I have then added noise to this data to represent the inaccuracies associated with my fictional ground station. I have used the SLR python example as a basis for an orbit determination process and I find that with repeated measurements I can obtain an accuracy of ~10m (normal and across-track) as compared to the initial numerical propagation coordinates. However, I am finding that the error along-track is always 30m ± 10m depending on where in the orbit the satellite is.

I expect greater error along-track but I am suspicious that the value is always 30m as this is roughly the distance travelled by my satellite in the time for a signal to be emmitted from the station, reflected off the satellite and back to the ground station.

Am I correct in thinking that the Range() function that I am using makes corrections for the time-of-flight and updates the arrival time of the photons accordingly? If so, how does this work, and is there any way for me to disable these corrections to see if this reduces the error I see in the along-track direction? I understand that this is not physical and for that reason probably isn’t a configuration option but thought I would ask (I am using Python btw). I guess the alternative would be for me to add in time-of-flight to my ranging measurements rather than using an instantaneous range value?

Thanks in advance!

/Paul

Hi @Paul1

You are right, the Range measurement does include time-of-flight.
You cannot ignore it, but in fact if you want to create synthetic data you should not do it as you did. The synthetic data should include the time of flight, and it should also include other effects like tropospheric delay, ionospheric delay and even more fancy stuff like clock offsets.
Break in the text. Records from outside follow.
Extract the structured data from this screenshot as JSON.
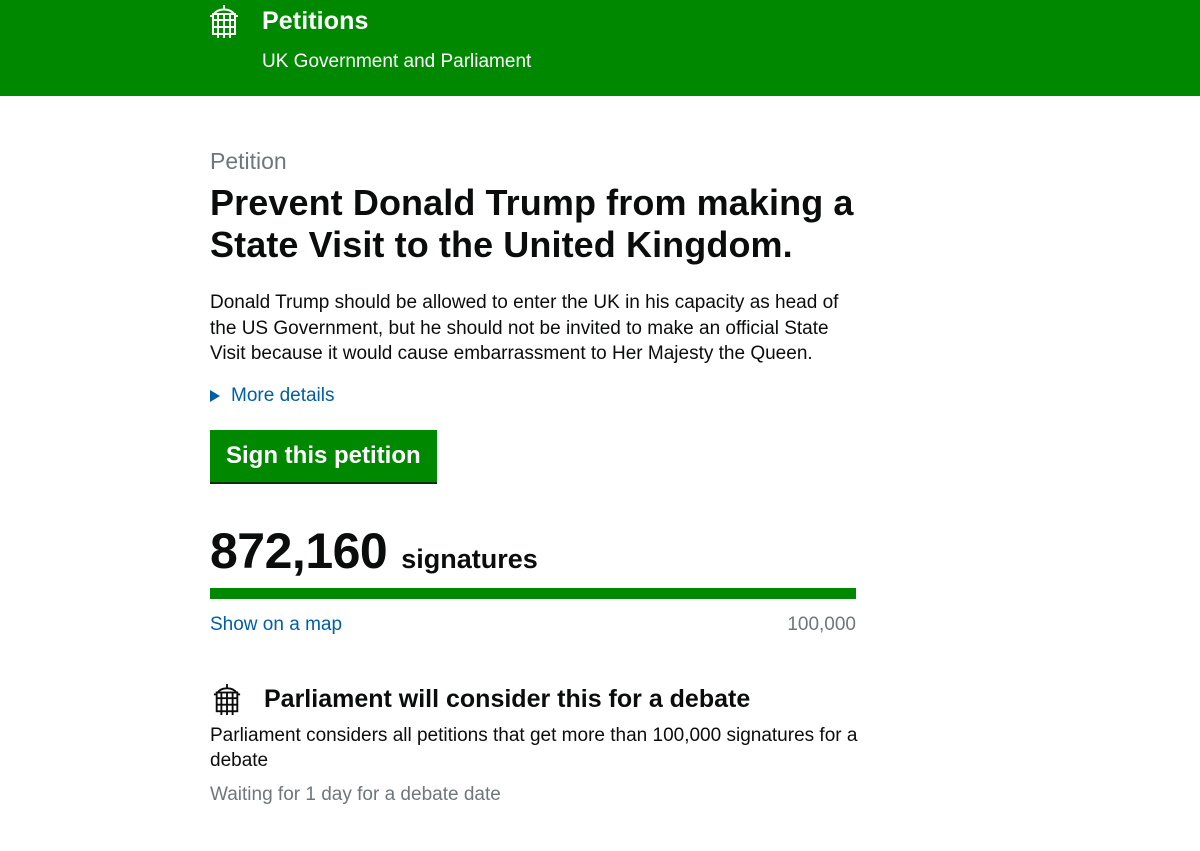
{
  "header": {
    "title": "Petitions",
    "subtitle": "UK Government and Parliament",
    "logo_icon": "portcullis-icon",
    "background_color": "#008800"
  },
  "petition": {
    "kicker": "Petition",
    "title": "Prevent Donald Trump from making a State Visit to the United Kingdom.",
    "description": "Donald Trump should be allowed to enter the UK in his capacity as head of the US Government, but he should not be invited to make an official State Visit because it would cause embarrassment to Her Majesty the Queen.",
    "more_details_label": "More details",
    "sign_button_label": "Sign this petition"
  },
  "signatures": {
    "count": "872,160",
    "label": "signatures",
    "progress_fraction": 1.0,
    "map_link_label": "Show on a map",
    "threshold": "100,000"
  },
  "debate": {
    "icon": "portcullis-icon",
    "heading": "Parliament will consider this for a debate",
    "text": "Parliament considers all petitions that get more than 100,000 signatures for a debate",
    "status": "Waiting for 1 day for a debate date"
  },
  "colors": {
    "accent_green": "#008800",
    "link_blue": "#005ea5",
    "muted_grey": "#6f777b"
  }
}
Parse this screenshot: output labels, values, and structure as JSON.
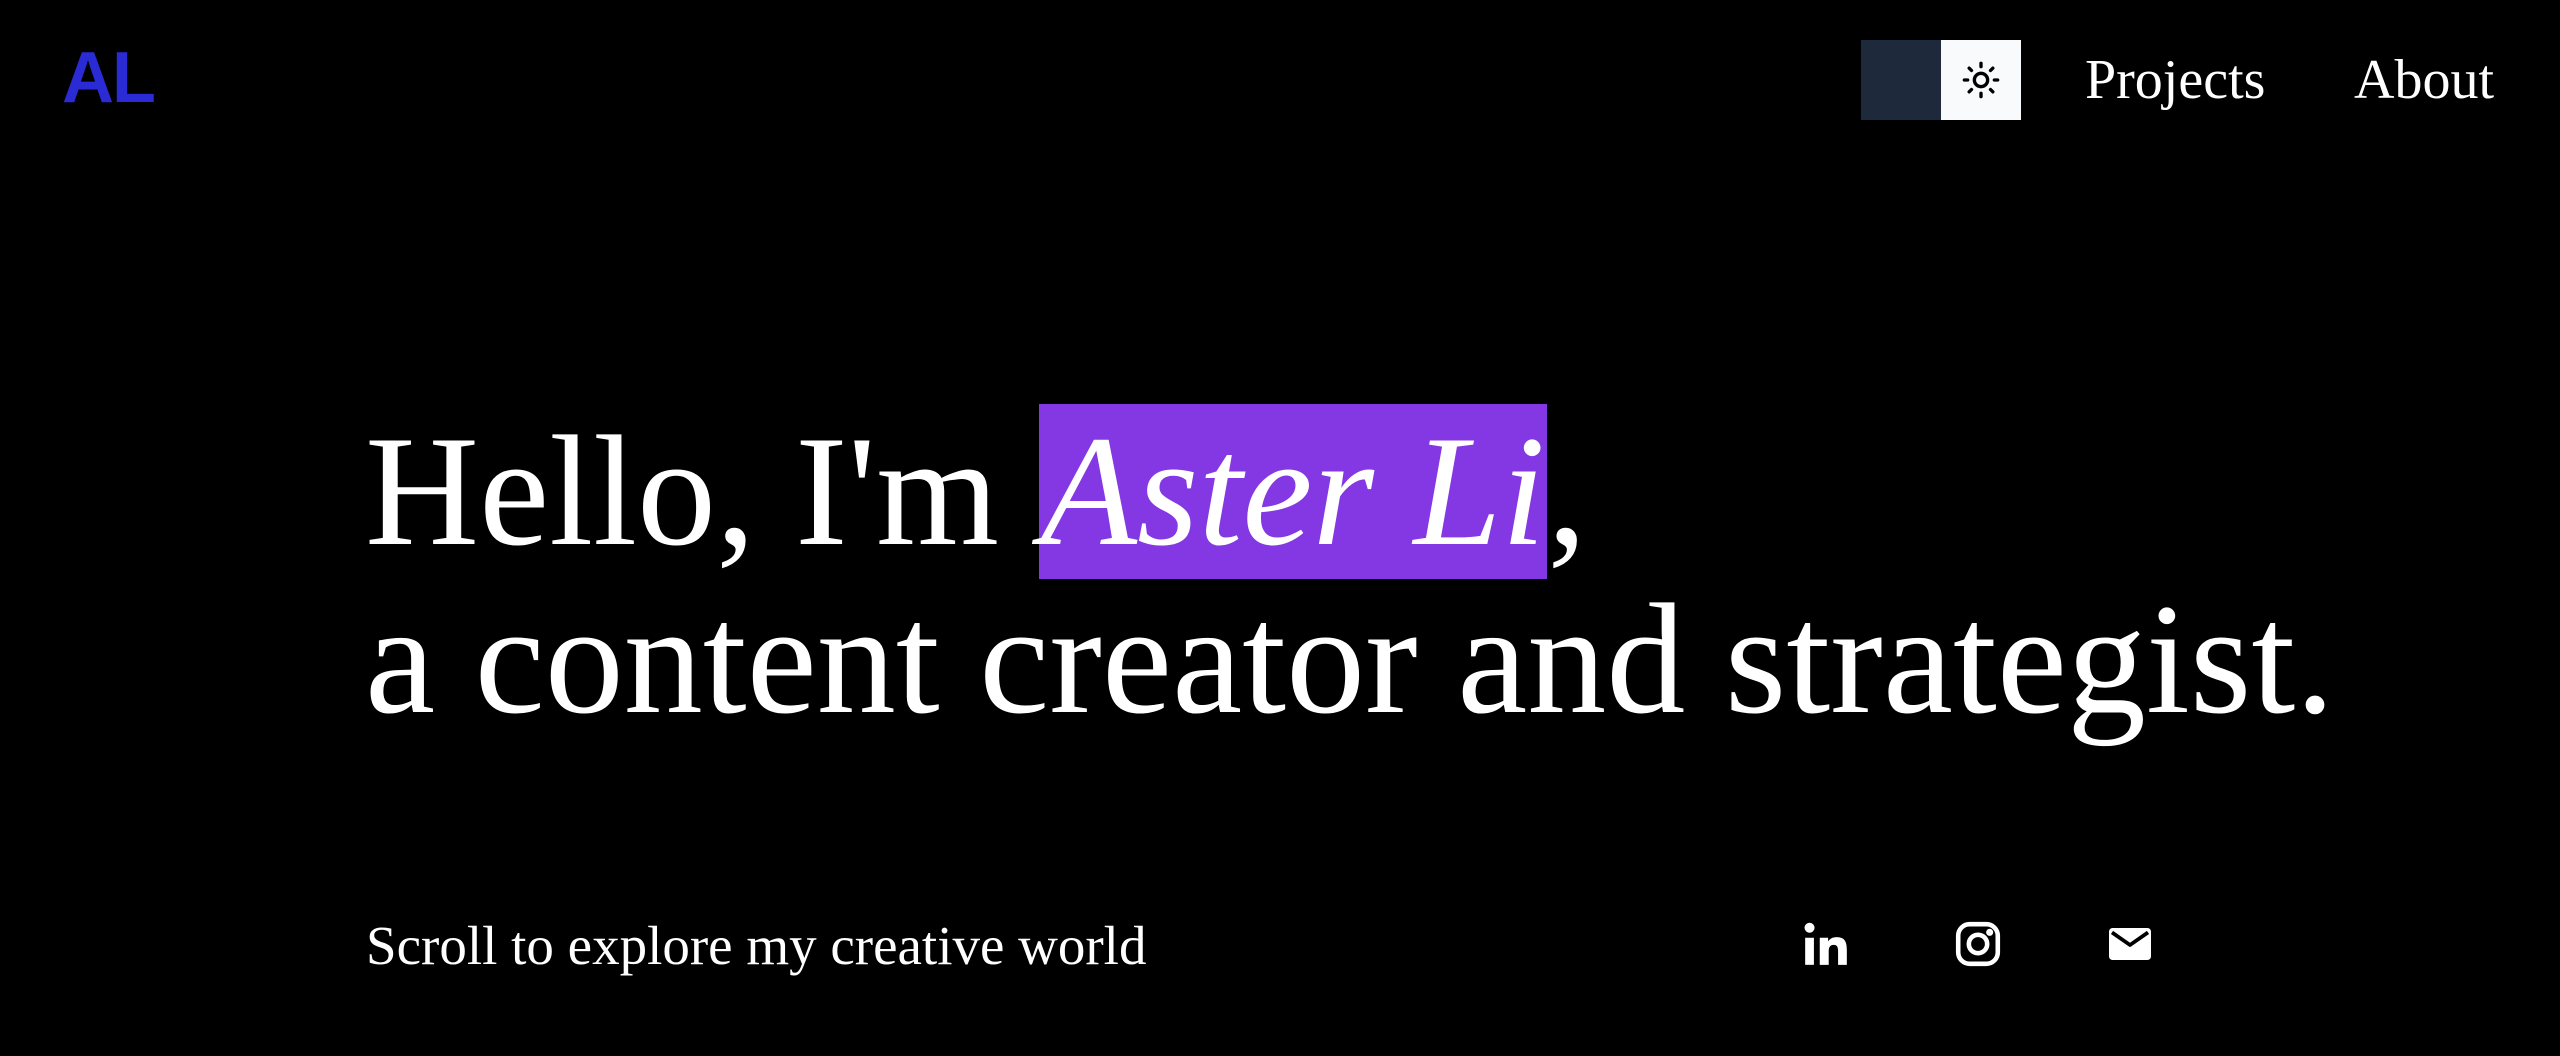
{
  "header": {
    "logo": "AL",
    "nav": {
      "projects": "Projects",
      "about": "About"
    },
    "theme_toggle_icon": "sun-icon"
  },
  "hero": {
    "greeting_prefix": "Hello, I'm ",
    "name": "Aster Li",
    "greeting_suffix": ",",
    "tagline": "a content creator and strategist.",
    "scroll_hint": "Scroll to explore my creative world"
  },
  "social": {
    "icons": [
      "linkedin-icon",
      "instagram-icon",
      "email-icon"
    ]
  },
  "colors": {
    "background": "#000000",
    "logo": "#2b2bd6",
    "highlight": "#8338e3",
    "toggle_dark": "#1e293b",
    "toggle_light": "#f8fafc",
    "text": "#ffffff"
  }
}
All this is already available in Orekit which provides measurements generation methods. Look at the measurements generation section in the documentation.
This feature allows you to consider all the measurements modifiers supported by Orekit (like the various delays I mentioned abvove), and also to take into account the scheduling stuff (performing measurements only when visibility is ensured).

I forgot to mention that the measurement generation feature also supports adding simulated measurements errors, both random noise and constant biases can be generated.
It also allows generating measurements aligned with some time scale (like every whole minutes in UTC) within the feasibility periods (like visibility from ground station).

Hi Luc, Paul,

There may be some good reasons for not including light time delay. I’m guessing, though I haven’t measured, that including light time delay takes some significant additional computational time. According to Montenbruck and Gill using the average of transmit and receive times for two way measurements accounts for light time delay to first order. Is the second order light time delay worth the extra computational time? That seems like a valid trade-off to make for simulations or if the measurement errors are large. Perhaps a simple range class without light time delay would be a useful contribution.

Best Regards,
Evan

Hi both,

Thanks for your speedy replies! I didn’t realise Orekit had this functionality already - I wonder what else I haven’t stumbled across yet! I’ve now switched over to using the generator approach and I get much better precision in the along-track direction so it was the transit time issue.